Serangan pada Kamis (11/1/2024) malam itu, merupakan bentuk balasan atas serangan Houthi di Laut Merah.
"Serangan ini merupakan respons langsung terhadap serangan Houthi yang belum pernah terjadi sebelumnya terhadap kapal maritim internasional di Laut Merah – termasuk penggunaan rudal balistik anti kapal untuk pertama kalinya dalam sejarah,” kata Presiden AS Joe Biden, dikutip The Messenger.
“Serangan-serangan ini telah membahayakan personel AS, pelaut sipil, dan mitra kami, membahayakan perdagangan, dan mengancam kebebasan navigasi."
"Lebih dari 50 negara terkena dampak 27 serangan terhadap pelayaran komersial internasional.”
Serangan udara gabungan tersebut, dilakukan dengan dukungan dari Australia, Bahrain, Kanada dan Belanda.
Serangan menargetkan lokasi peluncuran dan depot penyimpanan, kata seorang pejabat pertahanan.

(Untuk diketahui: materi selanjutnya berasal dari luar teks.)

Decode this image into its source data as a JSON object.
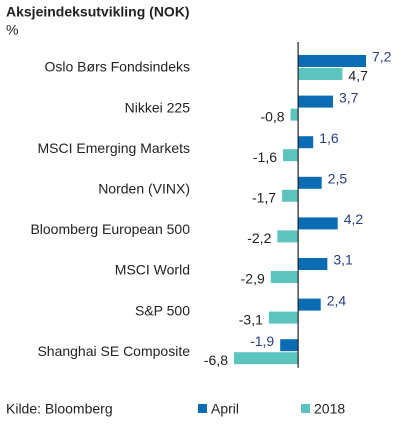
{
  "chart_data": {
    "type": "hbar",
    "title": "Aksjeindeksutvikling (NOK)",
    "subtitle": "%",
    "source": "Kilde: Bloomberg",
    "categories": [
      "Oslo Børs Fondsindeks",
      "Nikkei 225",
      "MSCI Emerging Markets",
      "Norden (VINX)",
      "Bloomberg European 500",
      "MSCI World",
      "S&P 500",
      "Shanghai SE Composite"
    ],
    "series": [
      {
        "name": "April",
        "color": "#0a6db3",
        "label_color": "#2b3d8a",
        "values": [
          7.2,
          3.7,
          1.6,
          2.5,
          4.2,
          3.1,
          2.4,
          -1.9
        ],
        "value_labels": [
          "7,2",
          "3,7",
          "1,6",
          "2,5",
          "4,2",
          "3,1",
          "2,4",
          "-1,9"
        ]
      },
      {
        "name": "2018",
        "color": "#5cc3bf",
        "label_color": "#222222",
        "values": [
          4.7,
          -0.8,
          -1.6,
          -1.7,
          -2.2,
          -2.9,
          -3.1,
          -6.8
        ],
        "value_labels": [
          "4,7",
          "-0,8",
          "-1,6",
          "-1,7",
          "-2,2",
          "-2,9",
          "-3,1",
          "-6,8"
        ]
      }
    ]
  }
}
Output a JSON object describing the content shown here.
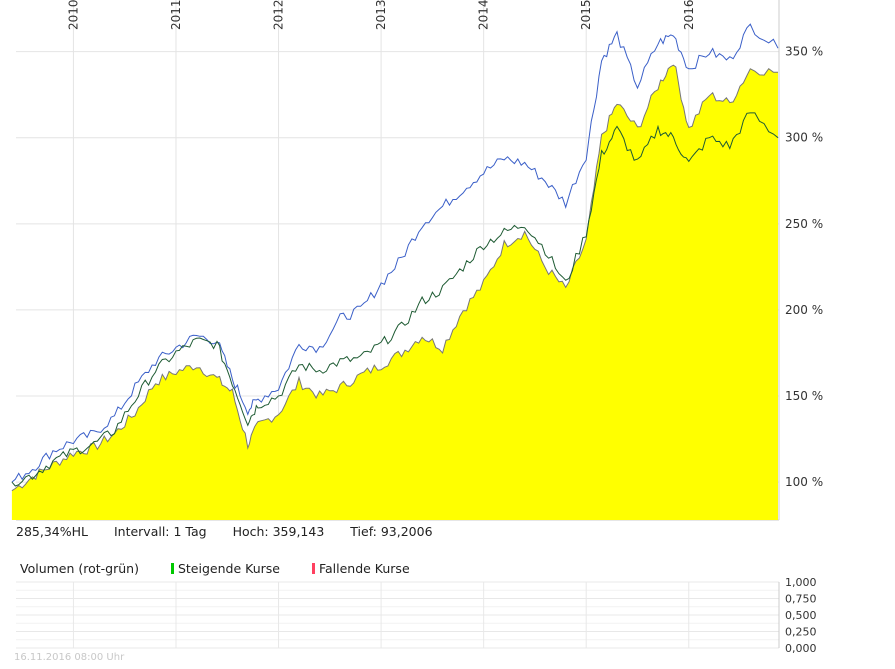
{
  "chart_data": {
    "type": "line",
    "x_axis": {
      "labels": [
        "2010",
        "2011",
        "2012",
        "2013",
        "2014",
        "2015",
        "2016"
      ]
    },
    "y_axis": {
      "ticks": [
        "350 %",
        "300 %",
        "250 %",
        "200 %",
        "150 %",
        "100 %"
      ],
      "ticks_values": [
        350,
        300,
        250,
        200,
        150,
        100
      ],
      "range": [
        78,
        380
      ]
    },
    "series": [
      {
        "color": "#3a5fc8",
        "x": [
          2009.4,
          2009.6,
          2009.8,
          2010.0,
          2010.2,
          2010.4,
          2010.6,
          2010.8,
          2011.0,
          2011.2,
          2011.4,
          2011.55,
          2011.7,
          2011.8,
          2012.0,
          2012.2,
          2012.4,
          2012.6,
          2012.8,
          2013.0,
          2013.2,
          2013.4,
          2013.6,
          2013.8,
          2014.0,
          2014.2,
          2014.4,
          2014.6,
          2014.8,
          2015.0,
          2015.15,
          2015.3,
          2015.5,
          2015.7,
          2015.85,
          2016.0,
          2016.2,
          2016.4,
          2016.6,
          2016.87
        ],
        "values": [
          100,
          108,
          118,
          124,
          128,
          138,
          155,
          170,
          178,
          185,
          182,
          160,
          142,
          148,
          155,
          180,
          178,
          195,
          200,
          215,
          230,
          250,
          260,
          270,
          280,
          288,
          285,
          275,
          262,
          290,
          345,
          360,
          330,
          355,
          360,
          340,
          350,
          345,
          365,
          352
        ]
      },
      {
        "color": "#1e5b33",
        "x": [
          2009.4,
          2009.6,
          2009.8,
          2010.0,
          2010.2,
          2010.4,
          2010.6,
          2010.8,
          2011.0,
          2011.2,
          2011.4,
          2011.55,
          2011.7,
          2011.8,
          2012.0,
          2012.2,
          2012.4,
          2012.6,
          2012.8,
          2013.0,
          2013.2,
          2013.4,
          2013.6,
          2013.8,
          2014.0,
          2014.2,
          2014.4,
          2014.6,
          2014.8,
          2015.0,
          2015.15,
          2015.3,
          2015.5,
          2015.7,
          2015.85,
          2016.0,
          2016.2,
          2016.4,
          2016.6,
          2016.87
        ],
        "values": [
          100,
          104,
          112,
          118,
          122,
          130,
          148,
          165,
          175,
          182,
          180,
          158,
          135,
          145,
          150,
          168,
          165,
          170,
          172,
          180,
          190,
          205,
          212,
          225,
          238,
          245,
          250,
          235,
          215,
          245,
          290,
          305,
          285,
          305,
          300,
          285,
          300,
          295,
          315,
          300
        ]
      },
      {
        "color": "#777777",
        "fill": "#ffff00",
        "x": [
          2009.4,
          2009.6,
          2009.8,
          2010.0,
          2010.2,
          2010.4,
          2010.6,
          2010.8,
          2011.0,
          2011.2,
          2011.4,
          2011.55,
          2011.7,
          2011.8,
          2012.0,
          2012.2,
          2012.4,
          2012.6,
          2012.8,
          2013.0,
          2013.2,
          2013.4,
          2013.6,
          2013.8,
          2014.0,
          2014.2,
          2014.4,
          2014.6,
          2014.8,
          2015.0,
          2015.15,
          2015.3,
          2015.5,
          2015.7,
          2015.85,
          2016.0,
          2016.2,
          2016.4,
          2016.6,
          2016.87
        ],
        "values": [
          95,
          103,
          110,
          117,
          120,
          128,
          140,
          158,
          164,
          168,
          160,
          152,
          122,
          133,
          140,
          158,
          150,
          155,
          162,
          168,
          175,
          185,
          178,
          200,
          215,
          238,
          245,
          225,
          212,
          240,
          300,
          320,
          305,
          330,
          345,
          305,
          325,
          320,
          340,
          338
        ]
      }
    ],
    "grid": true
  },
  "info": {
    "perf": "285,34%HL",
    "interval": "Intervall: 1 Tag",
    "high": "Hoch:  359,143",
    "low": "Tief: 93,2006"
  },
  "volume": {
    "title": "Volumen (rot-grün)",
    "rising": "Steigende Kurse",
    "falling": "Fallende Kurse",
    "rising_color": "#00c800",
    "falling_color": "#ff4060",
    "ticks": [
      "1,000",
      "0,750",
      "0,500",
      "0,250",
      "0,000"
    ]
  },
  "timestamp": "16.11.2016 08:00 Uhr"
}
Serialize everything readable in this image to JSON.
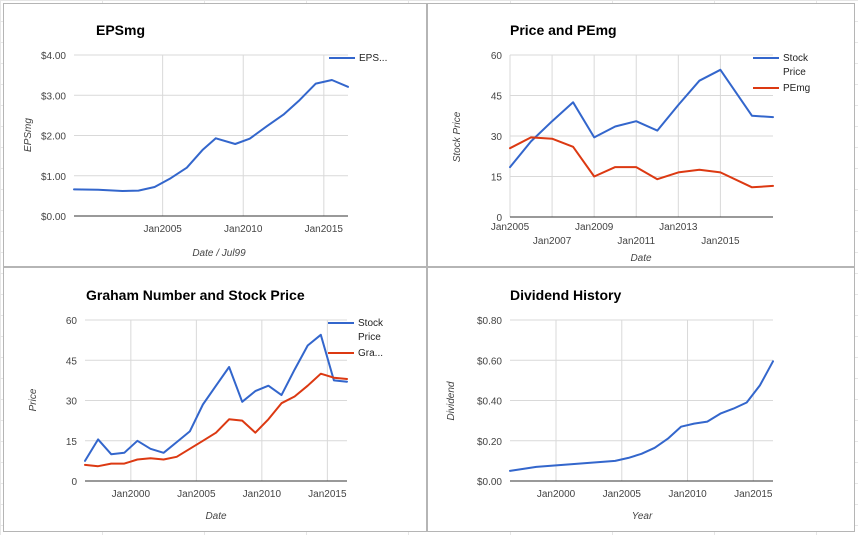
{
  "chart_data": [
    {
      "type": "line",
      "title": "EPSmg",
      "xlabel": "Date / Jul99",
      "ylabel": "EPSmg",
      "xlim": [
        1999.5,
        2016.5
      ],
      "ylim": [
        0,
        4
      ],
      "yticks": [
        0,
        1,
        2,
        3,
        4
      ],
      "ytick_labels": [
        "$0.00",
        "$1.00",
        "$2.00",
        "$3.00",
        "$4.00"
      ],
      "xticks": [
        2005,
        2010,
        2015
      ],
      "xtick_labels": [
        "Jan2005",
        "Jan2010",
        "Jan2015"
      ],
      "grid": true,
      "legend": "right",
      "series": [
        {
          "name": "EPS...",
          "color": "#3366cc",
          "x": [
            1999.5,
            2001,
            2002.5,
            2003.5,
            2004.5,
            2005.5,
            2006.5,
            2007.5,
            2008.3,
            2009.5,
            2010.4,
            2011.5,
            2012.5,
            2013.5,
            2014.5,
            2015.5,
            2016.5
          ],
          "y": [
            0.66,
            0.65,
            0.62,
            0.63,
            0.72,
            0.94,
            1.2,
            1.65,
            1.93,
            1.79,
            1.92,
            2.24,
            2.52,
            2.88,
            3.29,
            3.38,
            3.21
          ]
        }
      ]
    },
    {
      "type": "line",
      "title": "Price and PEmg",
      "xlabel": "Date",
      "ylabel": "Stock Price",
      "xlim": [
        2005,
        2017.5
      ],
      "ylim": [
        0,
        60
      ],
      "yticks": [
        0,
        15,
        30,
        45,
        60
      ],
      "ytick_labels": [
        "0",
        "15",
        "30",
        "45",
        "60"
      ],
      "xticks": [
        2005,
        2007,
        2009,
        2011,
        2013,
        2015
      ],
      "xtick_labels": [
        "Jan2005",
        "Jan2007",
        "Jan2009",
        "Jan2011",
        "Jan2013",
        "Jan2015"
      ],
      "grid": true,
      "legend": "right",
      "series": [
        {
          "name": "Stock Price",
          "color": "#3366cc",
          "x": [
            2005,
            2006,
            2007,
            2008,
            2009,
            2010,
            2011,
            2012,
            2013,
            2014,
            2015,
            2016.5,
            2017.5
          ],
          "y": [
            18.5,
            28,
            35.5,
            42.5,
            29.5,
            33.5,
            35.5,
            32,
            41.5,
            50.5,
            54.5,
            37.5,
            37
          ]
        },
        {
          "name": "PEmg",
          "color": "#dc3912",
          "x": [
            2005,
            2006,
            2007,
            2008,
            2009,
            2010,
            2011,
            2012,
            2013,
            2014,
            2015,
            2016.5,
            2017.5
          ],
          "y": [
            25.5,
            29.5,
            29,
            26,
            15,
            18.5,
            18.5,
            14,
            16.5,
            17.5,
            16.5,
            11,
            11.5
          ]
        }
      ]
    },
    {
      "type": "line",
      "title": "Graham Number and Stock Price",
      "xlabel": "Date",
      "ylabel": "Price",
      "xlim": [
        1996.5,
        2016.5
      ],
      "ylim": [
        0,
        60
      ],
      "yticks": [
        0,
        15,
        30,
        45,
        60
      ],
      "ytick_labels": [
        "0",
        "15",
        "30",
        "45",
        "60"
      ],
      "xticks": [
        2000,
        2005,
        2010,
        2015
      ],
      "xtick_labels": [
        "Jan2000",
        "Jan2005",
        "Jan2010",
        "Jan2015"
      ],
      "grid": true,
      "legend": "right",
      "series": [
        {
          "name": "Stock Price",
          "color": "#3366cc",
          "x": [
            1996.5,
            1997.5,
            1998.5,
            1999.5,
            2000.5,
            2001.5,
            2002.5,
            2003.5,
            2004.5,
            2005.5,
            2006.5,
            2007.5,
            2008.5,
            2009.5,
            2010.5,
            2011.5,
            2012.5,
            2013.5,
            2014.5,
            2015.5,
            2016.5
          ],
          "y": [
            7.5,
            15.5,
            10,
            10.5,
            15,
            12,
            10.5,
            14.5,
            18.5,
            28.5,
            35.5,
            42.5,
            29.5,
            33.5,
            35.5,
            32,
            41.5,
            50.5,
            54.5,
            37.5,
            37
          ]
        },
        {
          "name": "Gra...",
          "color": "#dc3912",
          "x": [
            1996.5,
            1997.5,
            1998.5,
            1999.5,
            2000.5,
            2001.5,
            2002.5,
            2003.5,
            2004.5,
            2005.5,
            2006.5,
            2007.5,
            2008.5,
            2009.5,
            2010.5,
            2011.5,
            2012.5,
            2013.5,
            2014.5,
            2015.5,
            2016.5
          ],
          "y": [
            6,
            5.5,
            6.5,
            6.5,
            8,
            8.5,
            8,
            9,
            12,
            15,
            18,
            23,
            22.5,
            18,
            23,
            29,
            31.5,
            35.5,
            40,
            38.5,
            38
          ]
        }
      ]
    },
    {
      "type": "line",
      "title": "Dividend History",
      "xlabel": "Year",
      "ylabel": "Dividend",
      "xlim": [
        1996.5,
        2016.5
      ],
      "ylim": [
        0,
        0.8
      ],
      "yticks": [
        0,
        0.2,
        0.4,
        0.6,
        0.8
      ],
      "ytick_labels": [
        "$0.00",
        "$0.20",
        "$0.40",
        "$0.60",
        "$0.80"
      ],
      "xticks": [
        2000,
        2005,
        2010,
        2015
      ],
      "xtick_labels": [
        "Jan2000",
        "Jan2005",
        "Jan2010",
        "Jan2015"
      ],
      "grid": true,
      "legend": "none",
      "series": [
        {
          "name": "",
          "color": "#3366cc",
          "x": [
            1996.5,
            1997.5,
            1998.5,
            1999.5,
            2000.5,
            2001.5,
            2002.5,
            2003.5,
            2004.5,
            2005.5,
            2006.5,
            2007.5,
            2008.5,
            2009.5,
            2010.5,
            2011.5,
            2012.5,
            2013.5,
            2014.5,
            2015.5,
            2016.5
          ],
          "y": [
            0.05,
            0.06,
            0.07,
            0.075,
            0.08,
            0.085,
            0.09,
            0.095,
            0.1,
            0.115,
            0.135,
            0.165,
            0.21,
            0.27,
            0.285,
            0.295,
            0.335,
            0.36,
            0.39,
            0.475,
            0.595
          ]
        }
      ]
    }
  ]
}
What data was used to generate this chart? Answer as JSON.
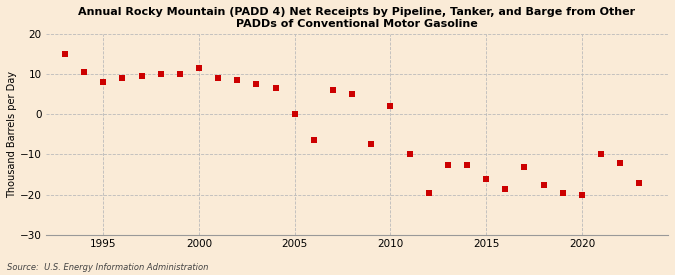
{
  "title": "Annual Rocky Mountain (PADD 4) Net Receipts by Pipeline, Tanker, and Barge from Other\nPADDs of Conventional Motor Gasoline",
  "ylabel": "Thousand Barrels per Day",
  "source": "Source:  U.S. Energy Information Administration",
  "background_color": "#faebd7",
  "marker_color": "#cc0000",
  "years": [
    1993,
    1994,
    1995,
    1996,
    1997,
    1998,
    1999,
    2000,
    2001,
    2002,
    2003,
    2004,
    2005,
    2006,
    2007,
    2008,
    2009,
    2010,
    2011,
    2012,
    2013,
    2014,
    2015,
    2016,
    2017,
    2018,
    2019,
    2020,
    2021,
    2022,
    2023
  ],
  "values": [
    15.0,
    10.5,
    8.2,
    9.0,
    9.5,
    10.0,
    10.0,
    11.5,
    9.0,
    8.5,
    7.5,
    6.5,
    0.0,
    -6.5,
    6.0,
    5.0,
    -7.5,
    2.0,
    -10.0,
    -19.5,
    -12.5,
    -12.5,
    -16.0,
    -18.5,
    -13.0,
    -17.5,
    -19.5,
    -20.0,
    -10.0,
    -12.0,
    -17.0
  ],
  "ylim": [
    -30,
    20
  ],
  "yticks": [
    -30,
    -20,
    -10,
    0,
    10,
    20
  ],
  "xticks": [
    1995,
    2000,
    2005,
    2010,
    2015,
    2020
  ],
  "xlim": [
    1992.0,
    2024.5
  ],
  "grid_color": "#bbbbbb",
  "marker_size": 4.5
}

Serangan udara tersebut mengenai belasan target di Yaman.
Beberapa minggu sebelumnya, kelompok Houthi Yaman yang didukung Iran, mengganggu rute pelayaran di Laut Merah.
Kelompok Houthi menargetkan kapal-kapal Israel atau kapal yang berafiliasi dengan Israel, sebagai bentuk dukungan mereka terhadap Hamas.
AS dan Inggris memiliki perangkat keras militer yang besar di Laut Merah sebagai bagian dari Operation Prosperity Guardian atau Operasi Penjaga Kemakmuran, yang diluncurkan untuk melindungi lalu lintas pelayaran.
Baca juga: Tanggapi Resolusi PBB soal Serangan di Laut Merah, Houthi Desak Israel Hentikan Genosida di Gaza
Pasukan Amerika mengerahkan kapal induk bertenaga nuklir USS Dwight D. Eisenhower, satu kapal penjelajah dan dua kapal perusak.
Sementara itu Royal Navy milik Inggris memiliki kapal perusak berpeluru kendali HMS Diamond.
Tidak jelas aset militer apa yang digunakan dalam serangan di Yaman.